Brad Tinker NC finance and real estate brokerage guides in South Carolina in 2021? If you’re going to buy a house it makes a lot of sense to make sure that rush hour traffic isn’t unbearable. The last thing you want is to buy a home and find out that you’re going to be sitting in heavy traffic every day. Time is more valuable than money, you don’t want to spend your time in traffic – I know I don’t. You want to spend your time doing more important things like spending time with your family. We always recommend our buyers check out the commute to and work on different days just to make sure it’s something they are comfortable with.
Many people make their home their personal sanctuary and decorate it with family photos, memorabilia, religious decor, personal keepsakes, among other items. You want to make sure to remove all of these items, pack them up, and put them in storage. A good way to do this is to pretend that you are moving out. De-personalizing your home is extremely important because the buyer wants to visualize your house as their own. It is difficult for a buyer to do so if all of your personal items appear as if you are marking your own territory. See extra information at Brad Tinker.
Stay Out of Bad Debt: Debt means you owe someone money, and if I’ve learned anything from gangster movies, you NEVER want to owe someone money. However, not all debt is necessarily bad debt. So, what is bad debt? Bad debt is any debt that’s acquired through purchasing something that’s going to lose value and generate zero revenue. Some examples of bad debt would be credit card debt or an auto loan. What is good debt? Some people will say there’s no such thing as good debt, and while I mostly agree, I also can’t deny that some debt can be beneficial in the right circumstances. For example, if you are going to take out a loan to purchase something that will benefit you financially in the future, I’d say that debt is a lot more beneficial than credit card debt.
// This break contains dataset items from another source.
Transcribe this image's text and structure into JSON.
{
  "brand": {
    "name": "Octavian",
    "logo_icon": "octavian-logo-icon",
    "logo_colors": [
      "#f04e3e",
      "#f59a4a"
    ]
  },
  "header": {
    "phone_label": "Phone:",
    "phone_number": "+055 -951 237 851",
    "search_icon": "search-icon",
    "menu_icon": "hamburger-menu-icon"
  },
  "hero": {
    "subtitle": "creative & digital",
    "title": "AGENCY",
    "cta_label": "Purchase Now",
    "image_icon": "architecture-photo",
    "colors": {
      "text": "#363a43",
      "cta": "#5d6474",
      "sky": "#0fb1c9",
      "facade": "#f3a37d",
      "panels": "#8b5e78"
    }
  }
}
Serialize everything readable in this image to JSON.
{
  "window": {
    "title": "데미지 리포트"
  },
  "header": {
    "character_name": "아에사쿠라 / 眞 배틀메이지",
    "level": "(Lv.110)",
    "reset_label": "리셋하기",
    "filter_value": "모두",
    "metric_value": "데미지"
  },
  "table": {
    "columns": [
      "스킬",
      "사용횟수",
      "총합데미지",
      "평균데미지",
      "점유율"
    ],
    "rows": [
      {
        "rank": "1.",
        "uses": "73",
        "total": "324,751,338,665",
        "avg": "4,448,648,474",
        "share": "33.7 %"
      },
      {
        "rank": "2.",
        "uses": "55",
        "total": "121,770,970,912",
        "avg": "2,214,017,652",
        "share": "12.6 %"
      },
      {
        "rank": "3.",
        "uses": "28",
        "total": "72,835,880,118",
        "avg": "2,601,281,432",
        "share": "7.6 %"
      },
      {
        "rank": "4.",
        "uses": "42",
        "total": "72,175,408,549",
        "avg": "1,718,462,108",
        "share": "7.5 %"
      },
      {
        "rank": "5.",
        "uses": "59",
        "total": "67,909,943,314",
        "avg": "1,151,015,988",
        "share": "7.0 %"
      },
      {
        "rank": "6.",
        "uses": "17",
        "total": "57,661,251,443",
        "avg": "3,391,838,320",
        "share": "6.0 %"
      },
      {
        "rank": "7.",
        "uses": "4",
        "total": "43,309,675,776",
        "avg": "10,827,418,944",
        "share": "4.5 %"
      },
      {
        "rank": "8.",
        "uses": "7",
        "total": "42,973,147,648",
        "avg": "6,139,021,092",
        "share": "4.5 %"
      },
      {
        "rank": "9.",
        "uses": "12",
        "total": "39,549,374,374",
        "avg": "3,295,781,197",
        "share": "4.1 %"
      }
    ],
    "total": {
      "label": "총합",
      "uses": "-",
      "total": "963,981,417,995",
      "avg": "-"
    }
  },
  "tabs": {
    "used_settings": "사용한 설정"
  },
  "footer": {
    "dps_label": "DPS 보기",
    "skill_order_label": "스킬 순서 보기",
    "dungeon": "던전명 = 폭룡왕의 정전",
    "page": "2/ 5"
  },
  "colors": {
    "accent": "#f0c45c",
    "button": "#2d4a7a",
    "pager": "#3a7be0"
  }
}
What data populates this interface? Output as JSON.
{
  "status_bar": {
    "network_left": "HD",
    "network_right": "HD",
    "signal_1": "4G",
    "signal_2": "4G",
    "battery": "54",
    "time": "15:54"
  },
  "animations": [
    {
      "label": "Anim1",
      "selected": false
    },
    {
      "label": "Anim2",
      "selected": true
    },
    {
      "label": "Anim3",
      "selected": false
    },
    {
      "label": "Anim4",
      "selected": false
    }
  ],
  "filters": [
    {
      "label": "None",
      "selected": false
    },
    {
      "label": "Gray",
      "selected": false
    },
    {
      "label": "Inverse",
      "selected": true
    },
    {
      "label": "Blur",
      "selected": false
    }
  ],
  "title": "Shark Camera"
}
Good debt usually has lower interest rates as well. Here are a few examples: Student loans. Since student loans typically have a very low-interest rate and going to school can increase your pay as an employee in the future, student loans can be considered good debt.
Once you select a lender, you should speak with a loan officer as quickly as possible. At this point, there is one thing you should know. Pre-qualifying means absolutely nothing. All pre-qualifying does is determine the amount of the loan you could qualify for based on factors such as your credit, salary, etc. It does not guarantee that a lender will actually loan you the money. It’s more important to get PRE-APPROVED. Pre-approval means that your application has been submitted to a lender who is willing to extend you a specific loan amount, pending a property and appraisal. Being pre-approved lets you know that you won’t be denied for a loan, and it also provides you with leverage to negotiate the purchase price of a home with the seller.
Brad Tinker is a financial advisor expert in the US. Buying more house than you can afford. It’s easy to fall in love with homes that might stretch your budget, but overextending yourself is never a good idea. And with home prices still rising, this is easier said than done. How this affects you: Buying a home that exceeds your budget can put you at higher risk of losing your home if you fall on tough financial times. You’ll also have less wiggle room in your monthly budget for other bills and expenses. What to do instead: Focus on what monthly payment you can afford rather than fixating on the maximum loan amount you qualify for. Just because you can qualify for a $300,000 loan, that doesn’t mean you can afford the monthly payments that come with it. Factor in your other obligations that don’t show on a credit report when determining how much house you can afford.